² School of Chemistry, University of Birmingham, Edgbaston, Birmingham B15 2TT, United Kingdom.
³ School of Chemistry, University of St Andrews, St Andrews KY16 9ST , United Kingdom.
⁴ ISIS Pulsed Neutron and Muon Source, STFC Rutherford Appleton Laboratory, Didcot OX11 0QX, United Kingdom.
⁵ Max Planck Institute for Solid State Research, Heisenbergstrasse 1, 70569 Stuttgart, Germany.
⁶ School of Physics and Astronomy, St Andrews KY16 9SS, United Kingdom.
⁷ Paul Scherrer Institute, Forschungsstrasse 111, 5232 Villigen PSI, Switzerland.
⁸ Department of Chemistry, University of Sheffield, Sheffield S3 7HF, United Kingdom.
⁹ Echion Technologies, Sawston, Cambridge CB22 3FG, United Kingdom.
¹⁰ Department of Physics, University of Tokyo, Tokyo 113-0013, Japan.
¹¹ Institute for Functional Matter and Quantum Technologies, University of Stuttgart, 70569 Stuttgart, Germany.

Abstract

Ba₂CuTeO₆ has attracted significant attention as it contains a two-leg spin ladder of Cu²⁺ cations that lies in close proximity to a quantum critical point.
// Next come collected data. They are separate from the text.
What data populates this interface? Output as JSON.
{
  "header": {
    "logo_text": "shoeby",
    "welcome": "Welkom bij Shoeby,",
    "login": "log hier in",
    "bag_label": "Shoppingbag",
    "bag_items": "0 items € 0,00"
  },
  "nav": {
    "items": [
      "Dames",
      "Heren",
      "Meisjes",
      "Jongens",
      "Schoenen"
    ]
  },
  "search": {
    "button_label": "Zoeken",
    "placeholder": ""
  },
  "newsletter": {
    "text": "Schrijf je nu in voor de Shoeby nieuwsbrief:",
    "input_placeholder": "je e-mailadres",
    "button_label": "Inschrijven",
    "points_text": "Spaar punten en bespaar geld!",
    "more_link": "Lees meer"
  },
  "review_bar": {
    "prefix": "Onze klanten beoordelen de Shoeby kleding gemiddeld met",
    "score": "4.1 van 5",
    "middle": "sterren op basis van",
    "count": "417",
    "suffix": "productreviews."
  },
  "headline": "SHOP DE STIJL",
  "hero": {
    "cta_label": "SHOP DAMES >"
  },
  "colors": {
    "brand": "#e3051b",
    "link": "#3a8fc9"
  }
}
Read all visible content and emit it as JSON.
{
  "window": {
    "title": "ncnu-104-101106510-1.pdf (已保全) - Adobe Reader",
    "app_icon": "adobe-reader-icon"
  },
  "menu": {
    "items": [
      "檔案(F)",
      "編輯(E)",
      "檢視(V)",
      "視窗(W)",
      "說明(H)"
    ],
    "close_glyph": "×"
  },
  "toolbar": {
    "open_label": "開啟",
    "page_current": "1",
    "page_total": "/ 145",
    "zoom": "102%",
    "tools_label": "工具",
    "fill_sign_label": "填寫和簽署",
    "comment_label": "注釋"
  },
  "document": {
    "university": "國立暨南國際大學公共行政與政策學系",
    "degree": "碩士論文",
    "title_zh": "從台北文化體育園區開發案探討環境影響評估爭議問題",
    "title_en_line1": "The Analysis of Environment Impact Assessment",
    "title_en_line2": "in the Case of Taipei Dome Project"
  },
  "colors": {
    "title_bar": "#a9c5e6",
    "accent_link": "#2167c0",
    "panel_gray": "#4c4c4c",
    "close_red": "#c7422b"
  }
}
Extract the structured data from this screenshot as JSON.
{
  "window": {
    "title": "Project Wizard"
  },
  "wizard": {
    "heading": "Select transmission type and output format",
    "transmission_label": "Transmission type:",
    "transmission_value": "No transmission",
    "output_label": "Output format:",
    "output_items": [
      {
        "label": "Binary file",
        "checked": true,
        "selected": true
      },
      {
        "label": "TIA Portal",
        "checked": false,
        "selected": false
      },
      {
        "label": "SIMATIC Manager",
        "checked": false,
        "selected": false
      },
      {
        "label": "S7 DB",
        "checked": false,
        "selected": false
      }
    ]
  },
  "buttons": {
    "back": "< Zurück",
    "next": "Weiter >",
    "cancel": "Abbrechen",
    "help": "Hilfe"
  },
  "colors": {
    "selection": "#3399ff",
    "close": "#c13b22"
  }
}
Recently, Ba₂CuTeO₆ has been shown to accommodate chemical substitutions, which can significantly tune its magnetic behavior. Here, we investigate the effects of substitution for non-magnetic Zn²⁺ impurities at the Cu²⁺ site, partitioning the spin ladders. Results from bulk thermodynamic and local muon magnetic characterization on the Ba₂Cu_{1 - x} Zn _x TeO₆ solid solution (0 ≤ x ≤ 0.6) indicate that Zn²⁺ partitions the Cu²⁺ spin ladders into clusters and can be considered using the percolation theory. As the average cluster size decreases with increasing Zn²⁺ substitution, there is an evolving transition from long-range order to spin-freezing as the critical cluster size is reached between x = 0.1 to x = 0.2, beyond which the behavior became paramagnetic. This demonstrates well-controlled tuning of the magnetic disorder, which is highly topical across a range of low-dimensional Cu²⁺-based materials. However, in many of these cases, the chemical disorder is also relatively strong in contrast to Ba₂CuTeO₆ and its derivatives. Therefore, Ba₂Cu_{1 - x} Zn _x TeO₆ provides an ideal model system for isolating the effect of defects and segmentation in low-dimensional quantum magnets.